あきらかに読者層から外れているし、もう買って読むこともないだろう…と思っていた雑誌「POPEYE」(マガジンハウス)。それが、4年前(2012年6月号)にリニューアルしてから特集が気になりだし、手にするようになりました。もちろん、気に入った号は買って手元に。今回のリニューアルを手がけた編集長は、ブルータスの元副編集長、木下孝浩氏。
雑誌「POPEYE」の魅力は、徹底した取材力、現場力。街で、ストリートで、いま起きていることを発見する力と、それらを読者と同じ目線に立って誌面に表現する編集デザイン力が際立っていました。木下孝浩編集長の「POPEYE」になって、そんな「POPEYE」らしさが復活。いま、これほど取材に手間をかけている雑誌はないのではないでしょうか。手書きのイラストや切り抜き写真を上手に使った編集デザインは、作り手と読み手の距離を近くしています。
6月に雑誌「POPEYE」は創刊40周年を迎え、最新号には創刊号(1976年)の復刻版が付録としてついています。「POPEYE」の個性が凝縮されている名物コラム「POP・EYE 」の原点も読めます。創刊号の復刻版は誌面に加えて、どんなスポンサーがどのような広告を作っていたのか、そちらも興味がありました。復刻版のスポンサーは、すべて「BEAMS」でした。

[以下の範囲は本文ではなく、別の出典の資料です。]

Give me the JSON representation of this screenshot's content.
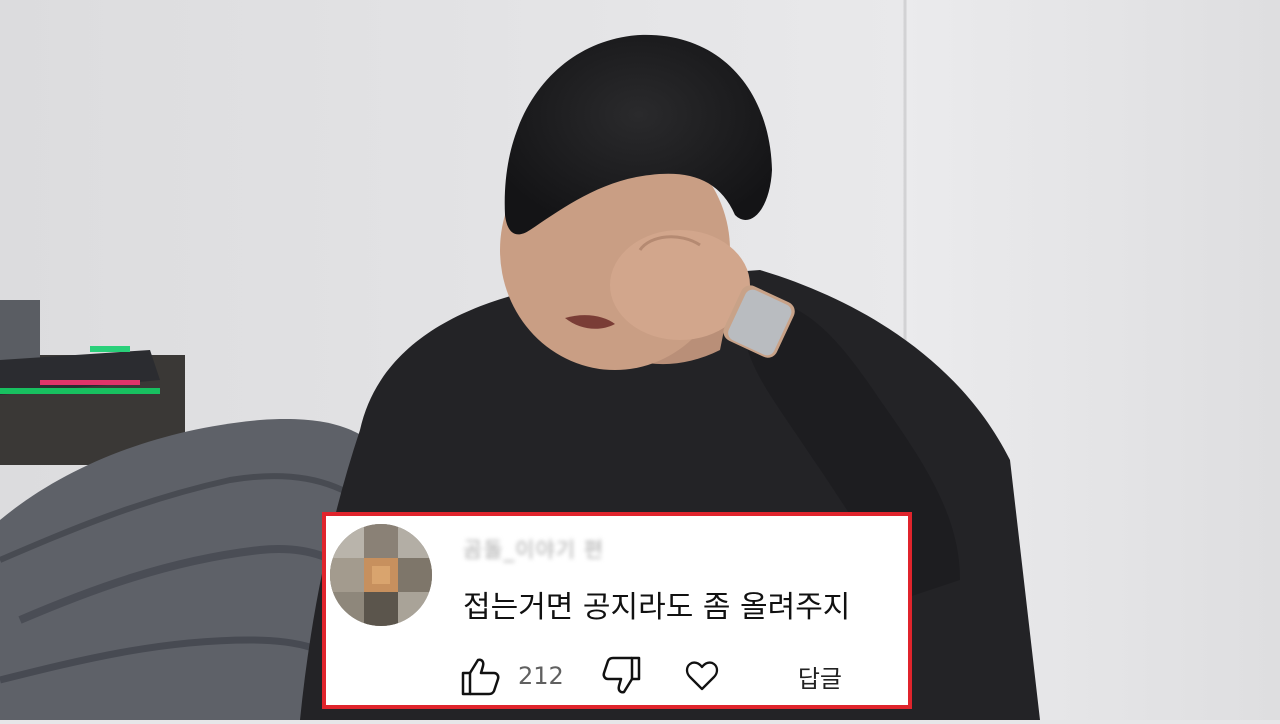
{
  "comment": {
    "username": "곰돌_이야기 편",
    "text": "접는거면 공지라도 좀 올려주지",
    "like_count": "212",
    "reply_label": "답글",
    "icons": {
      "like": "thumbs-up-icon",
      "dislike": "thumbs-down-icon",
      "heart": "heart-icon"
    },
    "border_color": "#e0242c"
  }
}
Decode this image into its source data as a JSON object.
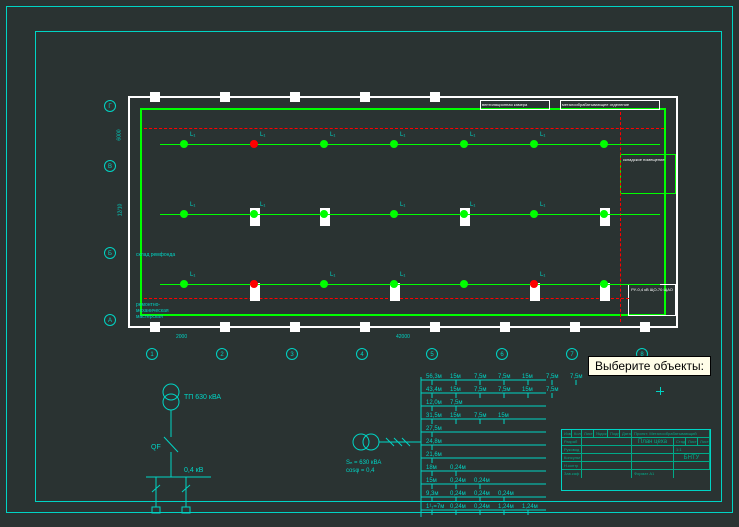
{
  "tooltip": {
    "text": "Выберите объекты:"
  },
  "grid": {
    "rows": [
      "Г",
      "В",
      "Б",
      "А"
    ],
    "cols": [
      "1",
      "2",
      "3",
      "4",
      "5",
      "6",
      "7",
      "8"
    ],
    "dim_h1": "2000",
    "dim_h2": "42000",
    "dim_v1": "6000",
    "dim_v2": "12/10"
  },
  "rooms": {
    "panel1": "вентиляционная камера",
    "panel2": "металообрабатывающее отделение",
    "panel3": "ремонтно-механическая мастерская",
    "panel4": "склад ремфонда",
    "subroom_txt": "складское помещение",
    "subroom2_txt": "РУ-0,4 кВ ЩО-70 ЩАО"
  },
  "lighting": {
    "label": "L₁"
  },
  "sld_left": {
    "tp": "ТП 630 кВА",
    "qf": "QF",
    "lv": "0,4 кВ"
  },
  "sld_right": {
    "s": "Sₙ = 630 кВА",
    "cos": "cosφ = 0,4",
    "rows": [
      "56,3м  15м  7,5м  7,5м  15м  7,5м  7,5м",
      "43,4м  15м  7,5м  7,5м  15м  7,5м",
      "12,0м  7,5м",
      "31,5м  15м  7,5м  15м",
      "27,5м",
      "24,8м",
      "21,6м",
      "18м  0,24м",
      "15м  0,24м 0,24м",
      "9,3м  0,24м 0,24м 0,24м",
      "1¹₁=7м 0,24м 0,24м 1,24м  1,24м"
    ]
  },
  "title_block": {
    "project": "Проект: Металообрабатывающий производственный цех",
    "sheet": "План цеха",
    "stage": "Стадия",
    "sheet_no": "Лист 5",
    "sheets": "Листов 5",
    "org": "БНТУ",
    "scale": "1:1",
    "format": "Формат А1",
    "cols": [
      "Изм",
      "Кол",
      "Лист",
      "№док",
      "Подп",
      "Дата"
    ],
    "roles": [
      "Разраб",
      "Руковод",
      "Консульт",
      "Н.контр",
      "Зав.каф"
    ]
  }
}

「POPEYE」についての本は何冊か出版されていて、雑誌『POPEYE』(平凡出版:現マガジンハウス)の創成期を振り返った椎根和氏の「POPEYE物語」(新潮社)が出版されたときには、このブログに「
新しい雑誌には、新しい言葉と文体が必要だ」という投稿を書きました。編集者・赤田祐一氏の著書『
証言構成「ポパイ」の時代―ある雑誌の奇妙な航海―』(太田出版 )も創刊当時の編集部のことが詳しく紹介されています。